Indeed, the US stock market rose on Wednesday, led by chip manufacturers, and the latest CPI data reinforced expectations of a 25 basis point rate cut by the Federal Reserve next week. Despite the sharp decline in the S&P 500 Index last week, it has risen by about 16% so far this year.
However, the trading of these ETF products highlights Wall Street's concerns about the AI-driven rally. Mike Wilson, a well-known bear on Wall Street and strategist at Morgan Stanley, stated on Wednesday that this boom has "gone too far."
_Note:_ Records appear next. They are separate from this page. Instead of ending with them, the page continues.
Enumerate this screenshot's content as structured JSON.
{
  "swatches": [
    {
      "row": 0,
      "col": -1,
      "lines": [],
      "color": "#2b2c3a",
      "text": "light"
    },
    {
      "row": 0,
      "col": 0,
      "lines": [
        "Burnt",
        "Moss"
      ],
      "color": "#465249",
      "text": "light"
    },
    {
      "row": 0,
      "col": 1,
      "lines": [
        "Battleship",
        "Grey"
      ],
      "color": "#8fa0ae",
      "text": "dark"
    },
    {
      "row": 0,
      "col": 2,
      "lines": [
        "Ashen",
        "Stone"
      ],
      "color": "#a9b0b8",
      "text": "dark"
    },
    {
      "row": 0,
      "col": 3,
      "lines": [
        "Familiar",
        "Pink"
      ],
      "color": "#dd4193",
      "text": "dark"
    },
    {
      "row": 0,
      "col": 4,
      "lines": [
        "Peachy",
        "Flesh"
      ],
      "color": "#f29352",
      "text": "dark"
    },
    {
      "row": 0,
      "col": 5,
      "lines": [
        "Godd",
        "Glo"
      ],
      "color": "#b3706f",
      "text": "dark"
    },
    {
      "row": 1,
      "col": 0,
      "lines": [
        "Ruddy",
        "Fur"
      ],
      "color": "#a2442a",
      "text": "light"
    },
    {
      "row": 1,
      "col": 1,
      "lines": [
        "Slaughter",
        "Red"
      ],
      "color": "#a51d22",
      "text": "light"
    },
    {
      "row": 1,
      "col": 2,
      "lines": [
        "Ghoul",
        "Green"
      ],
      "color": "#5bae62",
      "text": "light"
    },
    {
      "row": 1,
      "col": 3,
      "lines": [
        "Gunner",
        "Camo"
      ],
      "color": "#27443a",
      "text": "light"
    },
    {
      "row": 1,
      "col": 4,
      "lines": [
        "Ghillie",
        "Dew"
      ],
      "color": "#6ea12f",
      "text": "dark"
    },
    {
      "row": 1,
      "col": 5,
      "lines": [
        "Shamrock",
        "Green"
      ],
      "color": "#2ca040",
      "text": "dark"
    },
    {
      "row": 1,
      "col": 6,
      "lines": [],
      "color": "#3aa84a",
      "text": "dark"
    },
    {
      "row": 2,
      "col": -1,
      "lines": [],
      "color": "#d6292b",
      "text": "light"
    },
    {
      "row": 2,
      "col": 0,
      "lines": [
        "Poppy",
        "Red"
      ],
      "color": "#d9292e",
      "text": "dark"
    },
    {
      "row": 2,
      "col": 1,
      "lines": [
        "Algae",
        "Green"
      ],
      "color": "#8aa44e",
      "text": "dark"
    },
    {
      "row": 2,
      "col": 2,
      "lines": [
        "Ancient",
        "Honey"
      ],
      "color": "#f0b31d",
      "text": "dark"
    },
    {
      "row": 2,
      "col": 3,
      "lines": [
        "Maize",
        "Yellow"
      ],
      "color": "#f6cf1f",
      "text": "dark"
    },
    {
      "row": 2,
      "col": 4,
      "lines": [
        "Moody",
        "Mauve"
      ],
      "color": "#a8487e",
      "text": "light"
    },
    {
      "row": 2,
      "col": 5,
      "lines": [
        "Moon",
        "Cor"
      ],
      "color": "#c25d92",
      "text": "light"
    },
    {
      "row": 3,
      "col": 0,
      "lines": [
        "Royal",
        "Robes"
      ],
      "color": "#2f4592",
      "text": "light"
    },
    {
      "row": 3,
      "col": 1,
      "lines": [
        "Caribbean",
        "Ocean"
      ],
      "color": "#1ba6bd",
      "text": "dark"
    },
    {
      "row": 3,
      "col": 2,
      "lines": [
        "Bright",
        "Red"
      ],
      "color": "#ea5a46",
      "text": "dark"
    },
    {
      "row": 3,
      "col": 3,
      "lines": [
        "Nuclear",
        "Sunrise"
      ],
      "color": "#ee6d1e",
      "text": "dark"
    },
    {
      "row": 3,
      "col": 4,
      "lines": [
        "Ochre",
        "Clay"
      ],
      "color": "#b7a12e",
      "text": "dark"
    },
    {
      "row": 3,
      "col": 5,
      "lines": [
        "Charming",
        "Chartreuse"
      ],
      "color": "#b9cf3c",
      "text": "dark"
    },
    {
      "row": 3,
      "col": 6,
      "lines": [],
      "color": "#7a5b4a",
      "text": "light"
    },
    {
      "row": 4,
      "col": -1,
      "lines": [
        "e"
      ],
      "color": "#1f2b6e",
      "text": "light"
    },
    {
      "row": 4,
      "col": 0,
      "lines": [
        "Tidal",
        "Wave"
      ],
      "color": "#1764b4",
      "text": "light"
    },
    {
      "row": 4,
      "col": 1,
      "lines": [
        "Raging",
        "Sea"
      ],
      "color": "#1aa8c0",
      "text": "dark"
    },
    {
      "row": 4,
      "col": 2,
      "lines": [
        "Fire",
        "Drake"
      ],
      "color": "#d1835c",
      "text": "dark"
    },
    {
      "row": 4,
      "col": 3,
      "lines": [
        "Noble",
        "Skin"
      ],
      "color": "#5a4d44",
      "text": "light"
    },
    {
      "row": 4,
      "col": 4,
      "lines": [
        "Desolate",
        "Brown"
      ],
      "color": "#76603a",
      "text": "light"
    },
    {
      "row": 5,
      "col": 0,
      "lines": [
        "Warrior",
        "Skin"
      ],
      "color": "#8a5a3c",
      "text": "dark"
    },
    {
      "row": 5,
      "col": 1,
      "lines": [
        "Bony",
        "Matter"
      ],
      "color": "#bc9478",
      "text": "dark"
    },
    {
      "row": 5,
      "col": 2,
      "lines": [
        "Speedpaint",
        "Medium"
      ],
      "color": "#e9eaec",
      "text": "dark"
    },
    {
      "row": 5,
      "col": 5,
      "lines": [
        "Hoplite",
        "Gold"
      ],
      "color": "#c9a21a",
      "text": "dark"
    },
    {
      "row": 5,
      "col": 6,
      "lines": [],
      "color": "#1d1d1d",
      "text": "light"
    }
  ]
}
Other market indicators also show similar concerns. For example, data from financial analytics company S3 Partners shows that the short interest in the $31 billion iShares iBoxx $ Investment Grade Corporate Bond ETF (LQD.US) has reached its highest level since June last year. Psarofagis said that the typical buy-on-dips mentality has recently been relatively weak in ETFs as well. Data shows that compared to this year, stock ETF flows from 2021 to 2023 have been much stronger in the weeks following a comprehensive decline in the US stock market.
Mohit Bajaj, the ETF director at WallachBeth Capital, believes that all these indicators may simply indicate that investors are waiting to see the outcome of next week's Federal Reserve meeting. He said, "With the Fed's upcoming policy announcement and the index rebalancing in September, the market has experienced some volatility. Many investors are just waiting for things to stabilize a bit, which is not surprising."